I admit that this might not be such a big thing during our present global catastrophe. It might, however, be a harbinger of greater attempts to sneak in ways to ensure continuing economic growth. Through deception.
The photo above is of Waitrose ham slices. We buy them for the dog’s lunch. That may be excessive and a bit privileged but it is what it is and I make no apologies for that. Besides, we have no children to feed so why not treat the dogs?
Anyway, the packet on the left is the new one. It may not be immediately obvious but there is one less slice in the new pack (7 rather than 8). Now, apart from the whole prime number issue which I discussed in a post last January, this smacks of a company making the same money for less cost.
One thin slice of ham (and they are very thin) may not seem much when looking at it in isolation but magnify it over all customers and it can prove quite profit making.
Something else which leads me to believe that Waitrose is paying less for the ham itself is the fact that there is no welfare statement on the new packet of ham. Does this mean that the pigs are now housed in airless, dark, barns lacking in straw and they spend no time outside? If that’s the case, I’m not sure I can continue buying them.

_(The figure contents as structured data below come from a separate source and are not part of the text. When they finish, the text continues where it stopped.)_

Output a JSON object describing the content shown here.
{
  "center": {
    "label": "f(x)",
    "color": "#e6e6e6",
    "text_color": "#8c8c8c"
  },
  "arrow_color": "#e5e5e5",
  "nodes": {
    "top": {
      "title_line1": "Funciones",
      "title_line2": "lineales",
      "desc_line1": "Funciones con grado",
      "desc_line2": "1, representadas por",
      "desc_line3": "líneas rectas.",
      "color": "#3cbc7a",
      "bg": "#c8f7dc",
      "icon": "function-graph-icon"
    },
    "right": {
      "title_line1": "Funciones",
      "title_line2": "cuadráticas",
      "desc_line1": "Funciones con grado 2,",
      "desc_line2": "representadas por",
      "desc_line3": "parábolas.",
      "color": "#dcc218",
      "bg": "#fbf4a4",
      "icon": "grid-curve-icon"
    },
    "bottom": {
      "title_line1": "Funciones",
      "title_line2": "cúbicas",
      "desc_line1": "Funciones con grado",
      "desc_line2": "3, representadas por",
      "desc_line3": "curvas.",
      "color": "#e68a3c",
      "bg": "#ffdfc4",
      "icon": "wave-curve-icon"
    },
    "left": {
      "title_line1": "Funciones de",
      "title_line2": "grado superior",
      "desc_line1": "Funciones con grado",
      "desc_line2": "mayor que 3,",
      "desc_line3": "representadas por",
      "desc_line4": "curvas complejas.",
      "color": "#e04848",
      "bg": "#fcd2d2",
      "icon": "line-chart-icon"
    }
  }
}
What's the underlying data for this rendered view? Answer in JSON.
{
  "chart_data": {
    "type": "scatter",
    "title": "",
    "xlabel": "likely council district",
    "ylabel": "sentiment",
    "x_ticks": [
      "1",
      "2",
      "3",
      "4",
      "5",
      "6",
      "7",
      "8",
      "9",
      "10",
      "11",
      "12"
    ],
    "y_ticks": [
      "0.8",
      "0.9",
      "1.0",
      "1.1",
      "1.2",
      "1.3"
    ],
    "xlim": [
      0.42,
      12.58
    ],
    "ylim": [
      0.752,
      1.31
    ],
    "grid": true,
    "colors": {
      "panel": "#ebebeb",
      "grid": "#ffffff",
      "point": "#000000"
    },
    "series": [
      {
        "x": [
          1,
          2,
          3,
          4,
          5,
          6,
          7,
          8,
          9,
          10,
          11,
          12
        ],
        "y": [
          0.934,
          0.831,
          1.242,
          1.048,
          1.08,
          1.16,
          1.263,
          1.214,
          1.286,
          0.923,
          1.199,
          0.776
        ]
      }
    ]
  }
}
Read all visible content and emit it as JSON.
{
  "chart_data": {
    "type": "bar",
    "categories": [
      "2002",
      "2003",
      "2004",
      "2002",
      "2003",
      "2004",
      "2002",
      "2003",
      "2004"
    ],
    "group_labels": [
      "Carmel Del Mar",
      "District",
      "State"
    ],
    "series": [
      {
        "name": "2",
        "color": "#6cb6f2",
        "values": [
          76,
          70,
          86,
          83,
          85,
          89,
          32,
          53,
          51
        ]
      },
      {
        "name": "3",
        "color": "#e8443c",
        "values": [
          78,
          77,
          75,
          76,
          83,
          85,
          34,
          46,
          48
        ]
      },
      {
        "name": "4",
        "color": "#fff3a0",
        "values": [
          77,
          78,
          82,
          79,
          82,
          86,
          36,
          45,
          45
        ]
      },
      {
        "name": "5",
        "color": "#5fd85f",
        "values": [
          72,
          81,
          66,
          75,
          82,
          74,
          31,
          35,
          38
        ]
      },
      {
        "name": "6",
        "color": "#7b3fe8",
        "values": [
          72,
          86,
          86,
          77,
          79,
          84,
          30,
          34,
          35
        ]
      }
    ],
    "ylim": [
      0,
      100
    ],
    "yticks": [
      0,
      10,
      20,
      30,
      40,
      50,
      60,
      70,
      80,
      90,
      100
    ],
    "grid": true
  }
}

Animal welfare aside (ironic how Waitrose say they’re award winning in animal welfare) the whole thing feels insidious and not the sort of thing in which I wish to participate. It goes against my new set of principles.
It may not be obvious, but I have just discovered Degrowth. Little did I realise that the paradigm shift I went through after reading Eaarth by Bill Mckibben would lead me to a movement that started way back in the 1970’s.
Degrowth is, partly, a recognition that infinite growth is impossible. I know that economists argue that growth comes in spurts followed by falls which the growth then makes up for but the fact that graphs keep steadily heading upwards is, frankly, unsustainable.
I’m a million miles away from being an economist. I am numerically challenged for a start. But what is clear, even to a mathematical dope is that a graph that continues to go up is going to eventually run out of paper. What happens then? After you’ve turned it over and filled the other side as well, obviously.
These kind of thoughts regularly go around in my brain as I sit on my bike pedalling to nowhere. Like this morning, having shopped and walked home. Though, normally I pedal alone with some Spanish thriller for company, today I was watched by a squirrel on a bird feeder.
It could have been Fang – how could I possibly tell – but she just sat and stared. A few times I had to pause La Casa de Papel in order to watch her instead.
My audience did, a couple of times, dive down to the bird feeder and, like dipping into a box of popcorn, return to the top to nibble feverishly and watch me some more. In fact, she stayed there right up until I ripped the velcro off the resistance bands around my thighs. She took off like her tail had been nipped by Freya.
I didn’t see her again today but that may have been because I was busy in the garden.
I managed to move a number of plants and tiles, repositioning them in the Garden of One Thousand Yaps then placed the raised bed section I made yesterday, in place.
It doesn’t look much but I did have to prepare a base for one pot, move a fern up to the Shady Bed and use the spare tile for an extra step by the greenhouse. All in all, this was most of my day.
There’s still a few things left for the gardeners to do. Firstly moving the camellia. The pot is way too heavy for one person. Dave and Andy can do it on Monday. Mind you, it’ll have to be after the fatsia japonica has been moved to the Shady Bed, another big job.
Bloody garden. It never stops growing.
Speaking of the camellia…this year’s blooms are an absolute delight and I realise why Marguerite insisted on wearing one each day.
I do realise her whole ‘traffic light system’ was her reason for using red or white camellias but, even so, they are an exquisite flower. And the bees were all over it today. The podcast I was listening to was constantly accompanied by buzzing.
Still, as beautiful as the camellias are, I still love our yellow rose.
While looking absolutely stunning, it smells divine. I’m providing the photo below for anyone reading this who has a scratch and sniff screen.
Our garden is a constant source of joy and I feel sorry for people without one. Particularly during this awful plague ridden period of human history.
It makes me realise just how far we have attempted to remove ourselves from nature. Like Infinite Growth, thinking we are not part of Nature is like setting your SatNav for Disaster.